6 memorable things about the 2022 Singapore Grand Prix
It rained at the Marina Bay Street Circuit over the weekend - and not just in terms of water but also fans, food and fun.
The 2022 Singapore Airlines Singapore Grand Prix heralded a return to normalcy for the country post-Covid.
Here's what stood out:
1. The basic stuff is still key
It bucketed on Saturday and Sunday, leaving the 5.063km track drenched and hazardous.
F1 boasts cutting edge technology in many areas but when it came to the most important task of clearing the track of excess water, the most handy instruments were brooms, brushes and squeegees.
2. Hungry for more
From burgers to bellinis, hotdogs to sushi, diners had plenty of festival fare to keep their engines revving throughout the weekend.
The Paddock Club was the place to be for high-end cuisine dished out for VIPs by famed celebrity chefs such as Wolfgang Puck, Nobuyuki Matsuhisa and Jean-Georges Vongerichten.
It housed several watering holes including Arrival Bar and Driver's Left by Jigger & Pony and Wolfgang Puck Champagne Bar.
On the F1 village grounds, queues never ceased for the likes of lobster rolls from Luke's Lobster and plant-based burgers from food truck The Goodburger.
3. Nostalgia acts aplenty
Many of the crowd-pleasing performers produced their biggest hits in the 1990s and early 2000s that instantly took audiences down memory lane. So although the line-up was considerably safe, it possessed the winning formula for fans' maximum entertainment.
American girl group TLC's set naturally included their signature tracks Waterfalls (1995) and No Scrubs (1999), while English rock band Suede got the audience singing and swaying along to their catchy 1996 track Beautiful Ones.
The Black Eyed Peas opened their show with the 2004 party anthem Let's Get It Started, and populated the rest of the gig with the thumping Pump It (2006) and uptempo I Got A Feeling (2009). American rock band Green Day also transported everyone back in time with songs from their 1994 breakthrough album Dookie, as well as slowed things down with the sombre Boulevard Of Broken Dreams (2004), which was 2006's Record of the Year at the Grammys.
4. When it gets wet, get creative
The wet weather failed to dampen the spirits of many concertgoers.
When the rain poured down towards the end of Australian rapper The Kid Laroi's set on Sunday, some fans gave up trying to stay dry and decided to dance in the downpour instead.
Westlife's gig on Saturday also fell on the third birthday of member Mark Feehily's daughter Layla. Although the girl was not present, he got the crowd to sing happy birthday to her.
One lucky and resourceful fan in the front row even managed to get many stars to autograph his book. During Black Eyed Peas' set on Saturday, he passed it to will.i.am while the rapper was performing Scream & Shout, who signed it without missing a beat. During Westlife's concert after that, the fan did the same thing, and successfully nabbed signatures from all four members.
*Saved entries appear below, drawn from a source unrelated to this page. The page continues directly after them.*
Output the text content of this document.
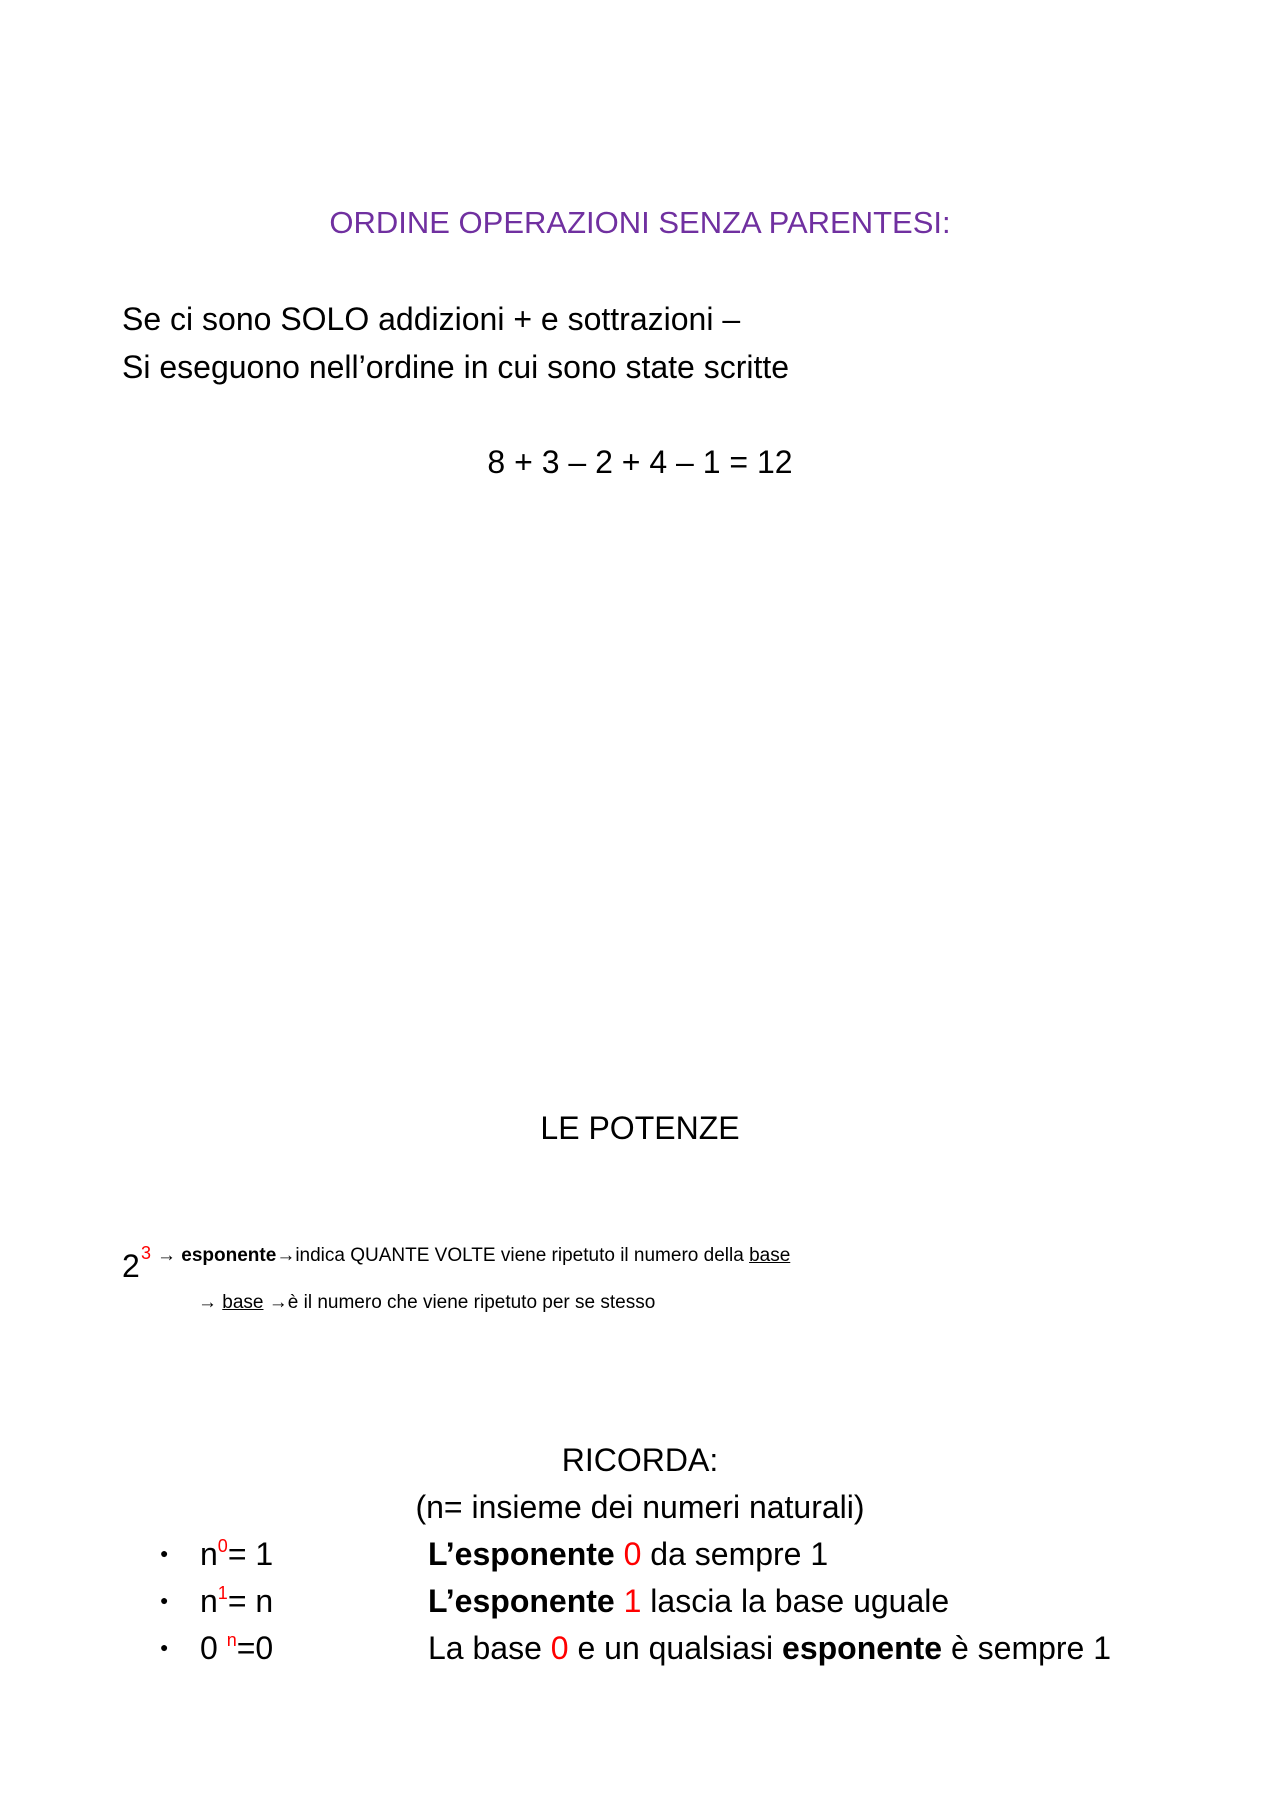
ORDINE OPERAZIONI SENZA PARENTESI:
Se ci sono SOLO addizioni + e sottrazioni –
Si eseguono nell’ordine in cui sono state scritte
8 + 3 – 2 + 4 – 1 = 12
LE POTENZE
2 3 → esponente→indica QUANTE VOLTE viene ripetuto il numero della base
→ base →è il numero che viene ripetuto per se stesso
RICORDA:
(n= insieme dei numeri naturali)
● $n^0= 1$	L’esponente 0 da sempre 1
● $n^1= n$	L’esponente 1 lascia la base uguale
● 0 $^n$=0	La base 0 e un qualsiasi esponente è sempre 1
The F1 concert weekend wrapped with Green Day's glorious finale on Sunday, which boasted fireworks before, during and after the set, taking the excitement up another notch.
5. Not a happy birthday
It was not a birthday weekend to remember for Max Verstappen. The Dutchman had a chance to claim his second world championship in Singapore, although he needed a whole host of factors to do so.
But he was forced to abandon his final fastest lap for qualifying on Saturday after the team discovered that his Red Bull was running low on fuel. It left the Dutchman hot under the collar and sparked an expletive-laden outburst over the team radio.
He started Sunday's race eighth on the grid but despite putting on a typically aggressive display around the tricky, twisty circuit, he could only finish seventh and his wait for a first win at Marina Bay continues.
6. Ending the weekend on a high
Many trackside hotels were reportedly fully booked for the race weekend, with the Ministry of Trade and Industry also reporting that average daily rates were "expected to exceed historical rates of $440 per night".
More significantly though, the 2022 edition attracted a record of 302,000 fans, who packed the stands over the three days. The previous high was 300,000 for the first night race in 2008.